Mammother tells the story of Mano Medium, a teenager growing up in a small town called Pie Time, a community named after the brand of beer and cigarettes made in a local factory. Pie Time is small enough that the one person who has a butcher shop is known as the Butcher, and whoever delivers mail is the Postman.

That insular small town is visited by a supernatural plague known as God’s Finger, and, as the novel progresses, elements of magical realism begin to challenge the town’s comfortable structure. Mammother’s characters veer toward flatness and archetype (or at least, they are supposed to seem that way), and much of the book deals with how they either cleave to or pull away from their prescribed roles—and how stable or fragile their personae really are. This is also a book that ups its what-the-fuck-ness so gradually that by the end you’ve hardly noticed that Mammother has turned into a fantasy novel about goddamn literal mastodons.

Schomburg’s known mostly as a poet, and Mammother bears a bit of that pedigree. The short chapters follow a consistent rise-and-fall structure, often ending reliably on a moment of catharsis, insight, or irony. They’re little bits of hypnotic fiction in and of themselves. Schomburg’s penchant for sticking the landing with his chapters is what will keep listeners engaged.
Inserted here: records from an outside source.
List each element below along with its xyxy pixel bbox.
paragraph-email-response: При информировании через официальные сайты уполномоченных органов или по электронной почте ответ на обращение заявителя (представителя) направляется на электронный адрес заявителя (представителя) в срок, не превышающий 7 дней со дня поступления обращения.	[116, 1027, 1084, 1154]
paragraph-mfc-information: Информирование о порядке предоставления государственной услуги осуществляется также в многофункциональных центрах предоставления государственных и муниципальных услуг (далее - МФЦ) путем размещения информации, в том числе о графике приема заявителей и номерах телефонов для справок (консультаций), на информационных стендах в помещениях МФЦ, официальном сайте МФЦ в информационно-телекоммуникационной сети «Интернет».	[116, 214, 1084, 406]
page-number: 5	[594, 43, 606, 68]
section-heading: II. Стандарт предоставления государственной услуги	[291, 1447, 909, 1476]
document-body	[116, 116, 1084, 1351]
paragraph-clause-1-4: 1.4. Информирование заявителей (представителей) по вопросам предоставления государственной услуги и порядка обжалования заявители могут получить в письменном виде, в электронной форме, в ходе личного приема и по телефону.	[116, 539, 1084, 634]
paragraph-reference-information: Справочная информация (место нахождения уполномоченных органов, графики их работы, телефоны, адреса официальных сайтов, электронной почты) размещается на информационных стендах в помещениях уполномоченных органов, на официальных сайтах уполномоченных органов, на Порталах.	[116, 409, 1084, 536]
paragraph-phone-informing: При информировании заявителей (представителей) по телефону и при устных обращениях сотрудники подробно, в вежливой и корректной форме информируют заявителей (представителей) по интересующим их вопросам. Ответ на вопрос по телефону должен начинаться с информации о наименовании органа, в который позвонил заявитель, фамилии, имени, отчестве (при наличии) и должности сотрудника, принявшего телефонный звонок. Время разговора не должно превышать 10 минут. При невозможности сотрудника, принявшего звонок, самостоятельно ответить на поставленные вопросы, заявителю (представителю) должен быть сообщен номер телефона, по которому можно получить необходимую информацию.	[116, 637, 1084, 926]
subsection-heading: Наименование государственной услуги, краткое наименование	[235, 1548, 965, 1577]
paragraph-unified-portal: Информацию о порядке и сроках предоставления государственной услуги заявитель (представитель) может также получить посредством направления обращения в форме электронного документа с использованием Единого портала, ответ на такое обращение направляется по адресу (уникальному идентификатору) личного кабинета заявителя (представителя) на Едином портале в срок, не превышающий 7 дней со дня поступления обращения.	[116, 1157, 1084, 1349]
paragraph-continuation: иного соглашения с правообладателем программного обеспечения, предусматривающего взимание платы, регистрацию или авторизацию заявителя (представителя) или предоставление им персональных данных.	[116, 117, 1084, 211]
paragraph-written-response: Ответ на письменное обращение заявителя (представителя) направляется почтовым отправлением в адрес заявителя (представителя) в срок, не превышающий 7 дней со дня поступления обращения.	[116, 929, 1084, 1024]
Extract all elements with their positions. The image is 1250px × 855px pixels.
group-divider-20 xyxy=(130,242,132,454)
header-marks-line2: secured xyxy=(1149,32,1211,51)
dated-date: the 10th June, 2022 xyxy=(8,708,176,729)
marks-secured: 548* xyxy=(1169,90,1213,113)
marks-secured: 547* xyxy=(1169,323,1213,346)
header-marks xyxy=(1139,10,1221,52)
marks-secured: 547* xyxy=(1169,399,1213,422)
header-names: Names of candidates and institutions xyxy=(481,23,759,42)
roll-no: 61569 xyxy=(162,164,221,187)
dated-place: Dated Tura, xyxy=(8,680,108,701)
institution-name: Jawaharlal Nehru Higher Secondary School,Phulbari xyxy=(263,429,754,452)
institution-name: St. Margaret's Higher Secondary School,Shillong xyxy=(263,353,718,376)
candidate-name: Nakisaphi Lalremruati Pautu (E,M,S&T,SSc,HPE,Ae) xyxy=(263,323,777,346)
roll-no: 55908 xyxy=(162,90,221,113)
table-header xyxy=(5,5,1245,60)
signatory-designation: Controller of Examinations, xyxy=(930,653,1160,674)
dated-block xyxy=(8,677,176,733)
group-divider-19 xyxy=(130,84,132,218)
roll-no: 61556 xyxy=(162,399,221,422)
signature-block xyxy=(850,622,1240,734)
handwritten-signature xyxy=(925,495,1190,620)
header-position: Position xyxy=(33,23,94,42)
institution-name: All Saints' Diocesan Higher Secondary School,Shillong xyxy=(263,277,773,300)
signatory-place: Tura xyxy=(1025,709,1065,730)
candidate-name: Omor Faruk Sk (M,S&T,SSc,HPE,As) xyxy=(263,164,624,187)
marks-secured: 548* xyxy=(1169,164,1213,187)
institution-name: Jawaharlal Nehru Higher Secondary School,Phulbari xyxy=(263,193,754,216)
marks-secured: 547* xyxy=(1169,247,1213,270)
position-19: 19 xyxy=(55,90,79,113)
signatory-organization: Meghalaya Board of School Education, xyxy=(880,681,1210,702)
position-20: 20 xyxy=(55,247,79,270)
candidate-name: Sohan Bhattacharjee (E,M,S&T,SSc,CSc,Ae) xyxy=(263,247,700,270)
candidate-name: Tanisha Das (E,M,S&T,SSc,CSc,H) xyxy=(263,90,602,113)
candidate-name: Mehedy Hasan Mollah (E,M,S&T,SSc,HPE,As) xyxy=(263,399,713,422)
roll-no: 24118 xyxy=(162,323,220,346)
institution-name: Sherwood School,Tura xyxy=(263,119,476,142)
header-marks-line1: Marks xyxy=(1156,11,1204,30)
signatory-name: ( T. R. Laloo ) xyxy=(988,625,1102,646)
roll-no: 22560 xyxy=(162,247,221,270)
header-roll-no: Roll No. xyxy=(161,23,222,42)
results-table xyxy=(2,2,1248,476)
It’s also what kept me reading. I read most of the novel in a single sitting, because Schomburg kept reeling me back in with good stingers. It’s also the type of book that you can put down basically whenever, because at any given moment, you’ve just gotten to a good stopping point.

It’s unlikely that anyone but the most dedicated readers will be up for hearing Schomburg read all of the novel from sunrise to sunset. And while you should absolutely be a completist and arrive at Schomburg’s reading at 6 am, if you want to go listen to Schomburg read for an hour or so, you’ll probably still get something out of it. If you can only make part of it, go later in the day. That’s when shit gets weird.